Waterpolo Head Coach: David Fox

Boys Waterpolo Head Coach David Fox uses his experience as both a referee and coach to lead Boys Water Polo to success. With last year’s Head Coach, Howie Kalter ’07, on paternity leave, Fox fills the position in hopes of improving team performance and forming a positive connection with the team. 

Fox wrote in an email to The Phillipian that he began his foray into the sport at 13 years old in Tulsa, Oklahoma after some swimming friends invited him to compete in a water polo tournament. After playing, Fox decided to continue, and following his graduation from Bates College, he returned to Tulsa to coach water polo. At Harvard, where Fox received his graduate degree, he went on to help train the school’s men’s water polo team.

“When I was 13 and living in Tulsa, some older friends from swimming invited me to spend the weekend playing in a water polo tournament. It was not because of any potential talent they recognized; they just needed a seventh person in order to have a full team. I had much fun and played until I finished college. Right after college, I landed a job in Tulsa coaching water polo, and I was fortunate to coach a few players already on the USA National Youth and National Junior Teams. One went on to the National Team and was national collegiate player of the year. Because of the players’ success, by the time I was 26, I had spent several years with access to, and mentoring from, many of the top coaches in the country. I then went to graduate school and helped coach the Men’s Water Polo Team at Harvard; in the off-season, I worked with college players as part of the Olympic Development Program,” wrote Fox.

With Kalter not coaching this season, Co-Captain Jason Kokones ’25 mentioned the team’s skepticism coming into the fall and seeing a new face. Kokones noted Fox’s tendency to focus on hammering down water polo fundamentals. Mastering the basics of the sport has forced the team to compete with as few mistakes as possible, which Kokones has attributed to the teams’ strong performance in-game.

“[Coach] being new this year, a lot of us were skeptical about his coaching style and what he’s going to do to our team and whether or not he could piggyback off of what Coach Kalter… was doing. He does things a little differently than Coach Kalter, but he does it in a way that holds all [of us] accountable. One thing that he’s been doing a lot is focusing on our fundamentals. For the first, two, three weeks of school… a lot of what we’ve been doing [is] focusing on doing the small things right in order to allow us to have a good, clean water polo play,” said Kokones. 

Co-Captain Zach Godsey ’25 corroborated his teammate’s comments on Fox’s tendency to focus on building up the team’s fundamentals. He added that while repeating drills seemed odd at first to many members of the team, Godsey has since noticed the benefits of doing so this season. 

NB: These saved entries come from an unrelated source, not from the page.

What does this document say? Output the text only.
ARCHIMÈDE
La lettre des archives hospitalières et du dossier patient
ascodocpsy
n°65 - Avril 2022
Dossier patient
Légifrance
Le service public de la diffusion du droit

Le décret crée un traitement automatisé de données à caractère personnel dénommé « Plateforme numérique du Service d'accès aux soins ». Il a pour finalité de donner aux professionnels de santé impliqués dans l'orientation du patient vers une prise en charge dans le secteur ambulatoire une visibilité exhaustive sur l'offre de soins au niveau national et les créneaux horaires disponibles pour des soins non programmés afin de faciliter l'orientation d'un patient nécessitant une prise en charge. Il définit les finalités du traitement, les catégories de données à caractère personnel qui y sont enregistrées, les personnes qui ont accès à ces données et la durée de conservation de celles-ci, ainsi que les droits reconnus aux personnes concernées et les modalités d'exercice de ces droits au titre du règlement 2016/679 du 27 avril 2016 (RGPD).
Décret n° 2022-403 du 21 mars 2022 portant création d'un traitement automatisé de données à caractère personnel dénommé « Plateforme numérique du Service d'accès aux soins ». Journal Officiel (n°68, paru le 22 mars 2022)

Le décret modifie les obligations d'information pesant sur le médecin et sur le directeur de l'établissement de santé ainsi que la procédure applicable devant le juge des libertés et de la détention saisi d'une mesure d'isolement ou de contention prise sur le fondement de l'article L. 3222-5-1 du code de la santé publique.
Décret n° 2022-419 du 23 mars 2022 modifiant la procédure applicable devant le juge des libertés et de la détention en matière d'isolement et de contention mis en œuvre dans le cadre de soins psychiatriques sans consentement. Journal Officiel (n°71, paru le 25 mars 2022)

“Coach Fox is a very fundamentals-oriented coach. A lot of times, the [basic] drills can feel a bit obscure within the context of the game, but then you start to play, and you find out in scrimmage how these drills that he does really apply [to better performance]… He’s very fundamentals-oriented, and that’s his coaching style. He likes to really try to build up a strong base for all the players,” said Godsey.

Fox mentioned his hopes for the team’s takeaways from his coaching: not just to learn how to perform better in the pool but also to have his players leave the Water Polo program as adults more capable of taking on life’s challenges. 

“Too often, there is a disconnect between what I hope to do as a coach and what I actually do as a coach. I hope players exit our program better positioned to be good teammates and partners—sacrificing the wants of the one for the needs of the many—in life, and to be good, modest, and diligent adults,” wrote Fox.

Looking forward to the remainder of the season, Fox hopes to foster a sense of family among the team’s players so that they can perform at their highest level towards the end of the season. 

“In terms of the water polo team this season, our goal is just to create a family in which everyone is supported and to play the best we can, with the context of life at Andover, at the end of the season,” wrote Fox.